No ano passado, depois de serem expulsos da floresta, ativistas ocuparam várias casas. A polícia chegou para retirá-los, e a RWE decidiu demolir parte da aldeia antes do prazo para desencorajar a ocupação.
“Eu vim para ver como a casa estava sendo demolida e não nego ter derramado algumas lágrimas”, diz Claudia Jakobs, que agora mora com o marido Marco na nova aldeia, Manheim-Neu, que está lentamente tomando forma, a poucos quilômetros de distância. Mas ela diz que está mais feliz agora que sua antiga casa não está mais lá.
Antes de a casa ser derrubada, ela passava todos os dias para verificar se estava tudo bem com a casa e se nenhum ativista havia entrado.
Kurt e Cilly Rüttgers também estavam preocupados com a presença dos ativistas.
Eles administravam um dos bares da vila, o Zum Roten Hahn, que pertenceu à família há 150 anos. As fotografias adornam as paredes e os troféus estão alinhados na prateleira acima do bar. Mas uma cerveja não é servida aqui há quase dez anos.
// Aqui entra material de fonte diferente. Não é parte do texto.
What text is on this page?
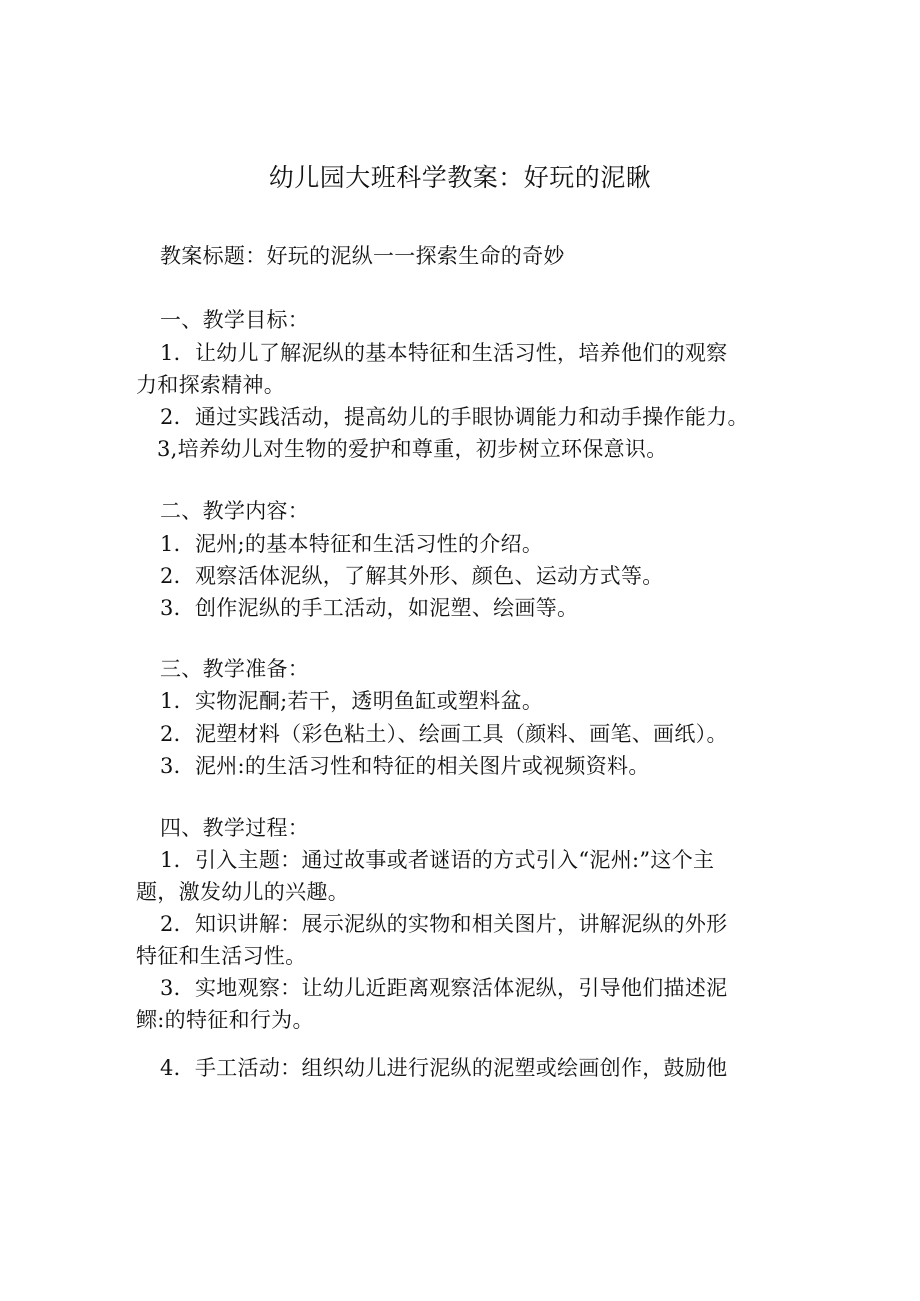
幼儿园大班科学教案：好玩的泥瞅
教案标题：好玩的泥纵一一探索生命的奇妙
一、教学目标：
1．让幼儿了解泥纵的基本特征和生活习性，培养他们的观察
力和探索精神。
2．通过实践活动，提高幼儿的手眼协调能力和动手操作能力。
3,培养幼儿对生物的爱护和尊重，初步树立环保意识。
二、教学内容：
1．泥州;的基本特征和生活习性的介绍。
2．观察活体泥纵，了解其外形、颜色、运动方式等。
3．创作泥纵的手工活动，如泥塑、绘画等。
三、教学准备：
1．实物泥酮;若干，透明鱼缸或塑料盆。
2．泥塑材料（彩色粘土）、绘画工具（颜料、画笔、画纸）。
3．泥州:的生活习性和特征的相关图片或视频资料。
四、教学过程：
1．引入主题：通过故事或者谜语的方式引入“泥州:”这个主
题，激发幼儿的兴趣。
2．知识讲解：展示泥纵的实物和相关图片，讲解泥纵的外形
特征和生活习性。
3．实地观察：让幼儿近距离观察活体泥纵，引导他们描述泥
鳏:的特征和行为。
4．手工活动：组织幼儿进行泥纵的泥塑或绘画创作，鼓励他
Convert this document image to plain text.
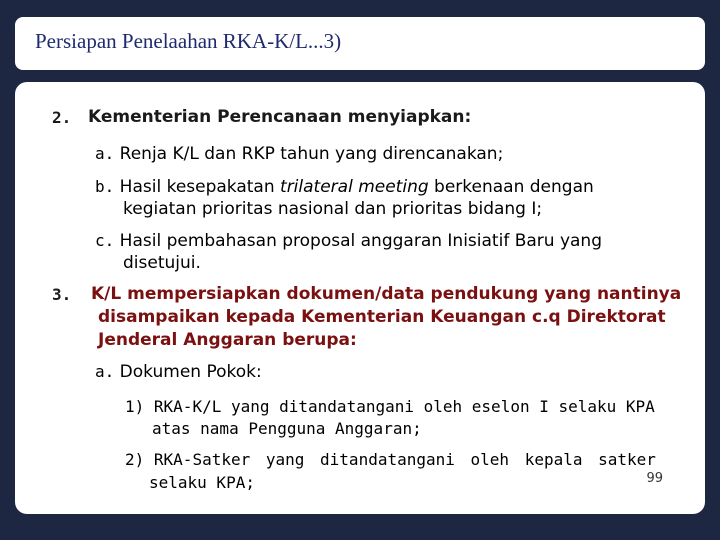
Persiapan Penelaahan RKA-K/L...3)
2. Kementerian Perencanaan menyiapkan:
a. Renja K/L dan RKP tahun yang direncanakan;
b. Hasil kesepakatan trilateral meeting berkenaan dengan
kegiatan prioritas nasional dan prioritas bidang I;
c. Hasil pembahasan proposal anggaran Inisiatif Baru yang
disetujui.
3. K/L mempersiapkan dokumen/data pendukung yang nantinya
disampaikan kepada Kementerian Keuangan c.q Direktorat
Jenderal Anggaran berupa:
a. Dokumen Pokok:
1) RKA-K/L yang ditandatangani oleh eselon I selaku KPA
atas nama Pengguna Anggaran;
2) RKA-Satker yang ditandatangani oleh kepala satker
selaku KPA;	99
Os filhos de Kurt e Cilly não quiseram assumir o negócio em uma cidade que não tinha muito tempo de vida.
Eles receberam recentemente o que Cilly descreve como “convidados não convidados”. Kurt me mostra a casa do jardim nos fundos do bar, uma pequena sala com equipamentos básicos de cozinha. “Eles quebraram as janelas e rasgaram as cortinas”, diz.
“Kohlegegner”, diz Cilly, bruscamente. O significado literal: “oponentes do carvão”. Em outras palavras, “ativistas contra a mudança climática”. Cilly afirma que nunca teve medo de viver em Manheim, mas a visão de manifestantes na aldeia com lenços sobre os rostos a assusta.
Essa descrição, “Kohlegegner”, é reveladora. As pessoas em Manheim, ao que parece, são defensoras do carvão, apesar da perda iminente de seu povoado. O carvão proporciona empregos nesta região há décadas.
Kurt diz que já nos anos 50, quando era criança, sabia-se que algum dia a cidade desapareceria. Isso pode explicar por que alguns dos moradores estão incomodados com o fato de pessoas de fora irem para Manheim agora e lhes dizerem o que pensar e como se comportar.
Hubert Perschke é uma dessas pessoas de fora. Ele é um ativista e fotógrafo que mora em uma cidade próxima e documentou a destruição gradual de Manheim por vários anos.
“É verdade que a maioria das pessoas aqui não quer que as casas vazias sejam ocupadas”, diz ele.
Mas ele acrescenta que também havia sinais de simpatia pelos ativistas.
“Algumas pessoas trouxeram comida e roupas”, diz ele. “E alguns disseram a eles onde poderiam encontrar a chave para uma casa vazia.”
Ele defende o direito dos ativistas de usar a floresta de Hambach para o protesto.
“O carvão tem uma tradição aqui. É um bem cultural”, afirma ele. “E, como pessoas de fora, estamos desafiando isso. Estamos claramente dizendo que há coisas mais importantes, como o clima.”